Glaubst Du im Ernst, dass mir emotionale Werte abhanden kommen oder ich diesen Anspruch fallen lasse, nur weil auf der Hand liegt, dass sexuelle Variabilität nicht nur schöne und geile Erfahrungswerte sind, sondern einen auch vom Horizont her weiter bringen? Wissen, Erfahrungen, Erkenntnisse - aha. Und woher denkst Du, ist dieses Wissen entstanden? Vom stillsitzen in der Bude? Erleben ohne Kenntnis ist nun einmal der Anfang der Dinge. Da muss ich nicht 3 sein. Wenn eine Jungfrau 22 ist, ist sie zum Teil sogar naiver als eine 14-jährige, weil sie genug Zeit hatte, um sich klischeehaften Unsinn in den Kopf zu pflanzen. Und wenn Du behauptest, dass eine 20-jährige Frau, die seit dem 14. Lebensjahr nur einen Partner hatte, die selben Erfahrungswerte, Horizont und in gleichem Maße ihr Potenzial kennt oder weiß was sie will, wie eine Person, die diesbezüglich herum probiert hat, dann kann ich Dich ehrlich nicht mehr ernst nehmen.

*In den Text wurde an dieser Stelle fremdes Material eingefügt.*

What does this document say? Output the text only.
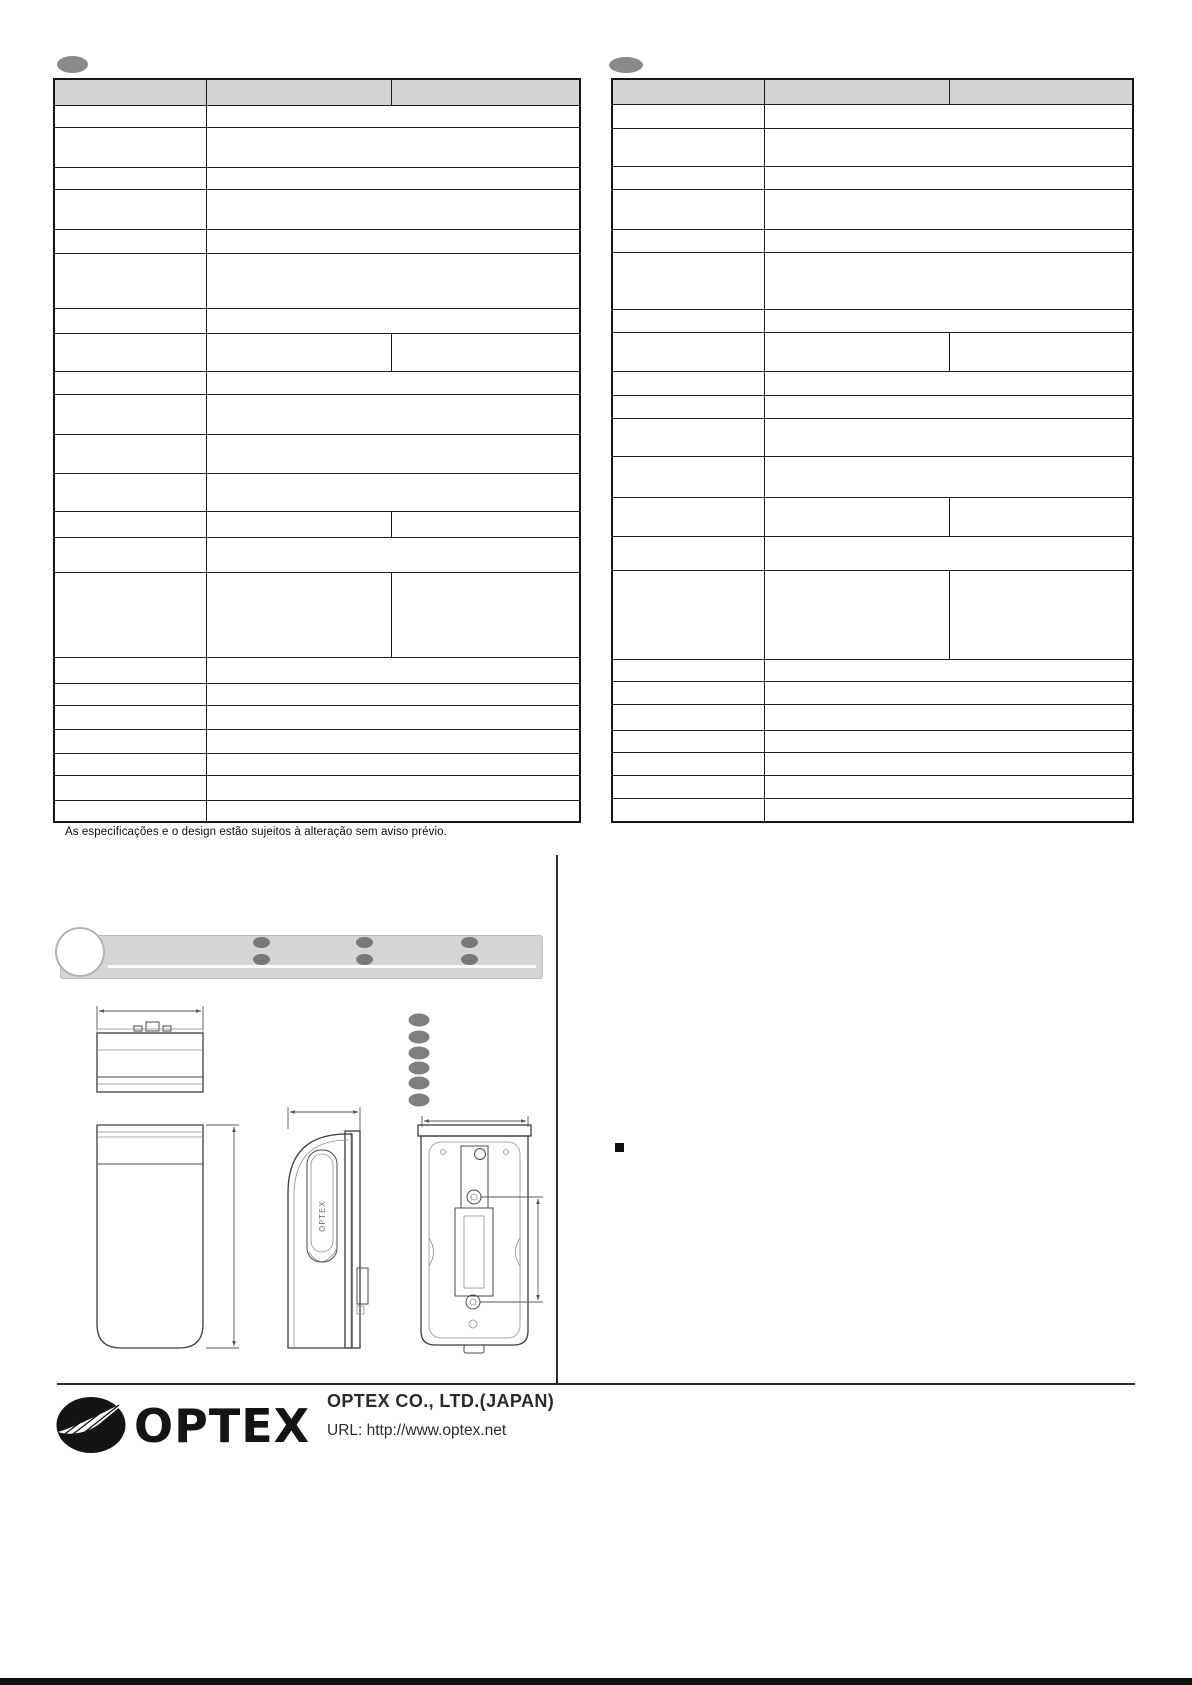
As especificações e o design estão sujeitos à alteração sem aviso prévio.
OPTEX
OPTEX OPTEX CO., LTD.(JAPAN)
URL: http://www.optex.net
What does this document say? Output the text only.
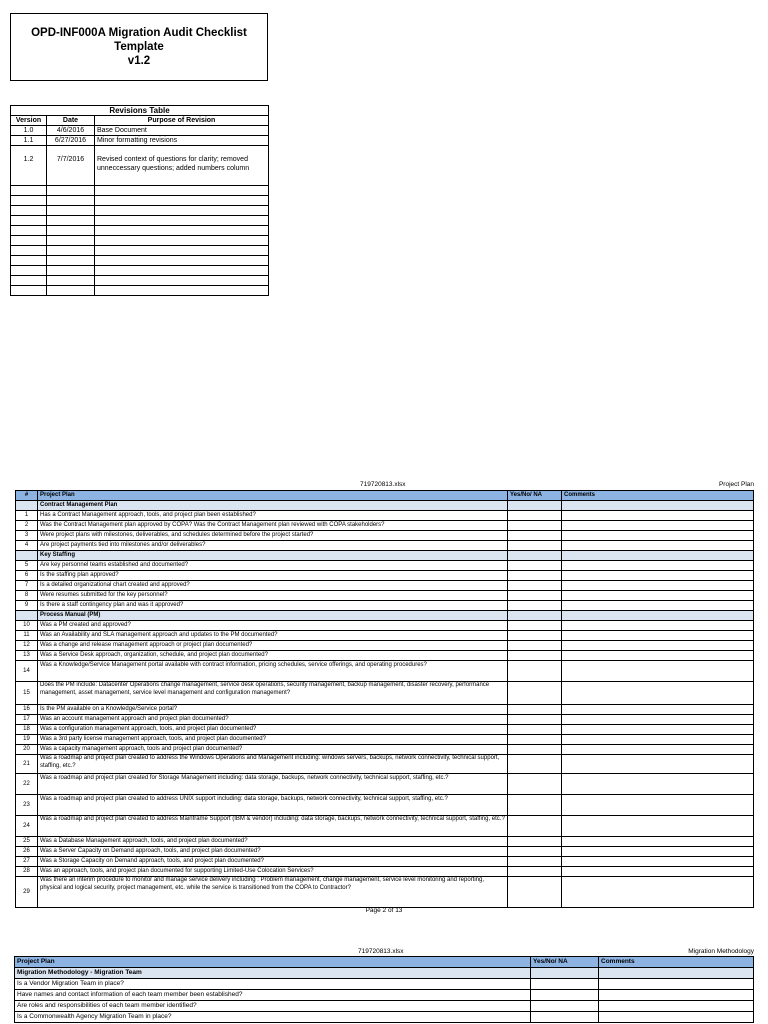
OPD-INF000A Migration Audit Checklist Template
v1.2
Revisions Table		
Version	Date	Purpose of Revision
1.0	4/6/2016	Base Document
1.1	6/27/2016	Minor formatting revisions
1.2	7/7/2016	Revised context of questions for clarity; removed unneccessary questions; added numbers column

719720813.xlsx	Project Plan
#	Project Plan	Yes/No/ NA	Comments
	Contract Management Plan		
1	Has a Contract Management approach, tools, and project plan been established?		
2	Was the Contract Management plan approved by COPA? Was the Contract Management plan reviewed with COPA stakeholders?		
3	Were project plans with milestones, deliverables, and schedules determined before the project started?		
4	Are project payments tied into milestones and/or deliverables?		
	Key Staffing		
5	Are key personnel teams established and documented?		
6	Is the staffing plan approved?		
7	Is a detailed organizational chart created and approved?		
8	Were resumes submitted for the key personnel?		
9	Is there a staff contingency plan and was it approved?		
	Process Manual (PM)		
10	Was a PM created and approved?		
11	Was an Availability and SLA management approach and updates to the PM documented?		
12	Was a change and release management approach or project plan documented?		
13	Was a Service Desk approach, organization, schedule, and project plan documented?		
14	Was a Knowledge/Service Management portal available with contract information, pricing schedules, service offerings, and operating procedures?		
15	Does the PM include: Datacenter Operations change management, service desk operations, security management, backup management, disaster recovery, performance management, asset management, service level management and configuration management?		
16	Is the PM available on a Knowledge/Service portal?		
17	Was an account management approach and project plan documented?		
18	Was a configuration management approach, tools, and project plan documented?		
19	Was a 3rd party license management approach, tools, and project plan documented?		
20	Was a capacity management approach, tools and project plan documented?		
21	Was a roadmap and project plan created to address the Windows Operations and Management including: windows servers, backups, network connectivity, technical support, staffing, etc.?		
22	Was a roadmap and project plan created for Storage Management including: data storage, backups, network connectivity, technical support, staffing, etc.?		
23	Was a roadmap and project plan created to address UNIX support including: data storage, backups, network connectivity, technical support, staffing, etc.?		
24	Was a roadmap and project plan created to address Mainframe Support (IBM & vendor) including: data storage, backups, network connectivity, technical support, staffing, etc.?		
25	Was a Database Management approach, tools, and project plan documented?		
26	Was a Server Capacity on Demand approach, tools, and project plan documented?		
27	Was a Storage Capacity on Demand approach, tools, and project plan documented?		
28	Was an approach, tools, and project plan documented for supporting Limited-Use Colocation Services?		
29	Was there an interim procedure to monitor and manage service delivery including : Problem management, change management, service level monitoring and reporting, physical and logical security, project management, etc. while the service is transitioned from the COPA to Contractor?		
Page 2 of 13
719720813.xlsx	Migration Methodology
Project Plan	Yes/No/ NA	Comments
Migration Methodology - Migration Team		
Is a Vendor Migration Team in place?		
Have names and contact information of each team member been established?		
Are roles and responsibilities of each team member identified?		
Is a Commonwealth Agency Migration Team in place?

Denn wahrscheinlich sind die Teenager und Heranwachsende (genauso wie der Fragesteller) dann nur Mutanten, die einer schrägen Sache nachgehen und die übliche Probierphase ist lediglich ein Mysterium oder entspringt einem Gehirntumor und ist nicht etwa eine absolut begründete Phase des Lebens ;)
 
Können wir mal diese, nicht wirklich weiterhelfende, Diskussion lassen? Ihr habt beide euren Standpunkt zu Genüge dargestellt.
Was denken die andern über das eigentliche Thema (Beziehung <-> Jugend ausleben)?
Danke im Voraus!
 
Der letzte Beitrag liegt 12 Tage zurück. Deine süßen Schlichtungsversuche in Ehren, aber das Timing spielt auch eine Rolle...
 
Es ist mir piepegal, wie lange der letzte Beitrag zurückliegt. Und ich will auch nicht unbedingt schlichten, sondern einfach Meinungen zum Thema hören. lesen.
Ihr könnt ja was eigenes aufmachen und dort weiterdiskutieren, verbietet keiner.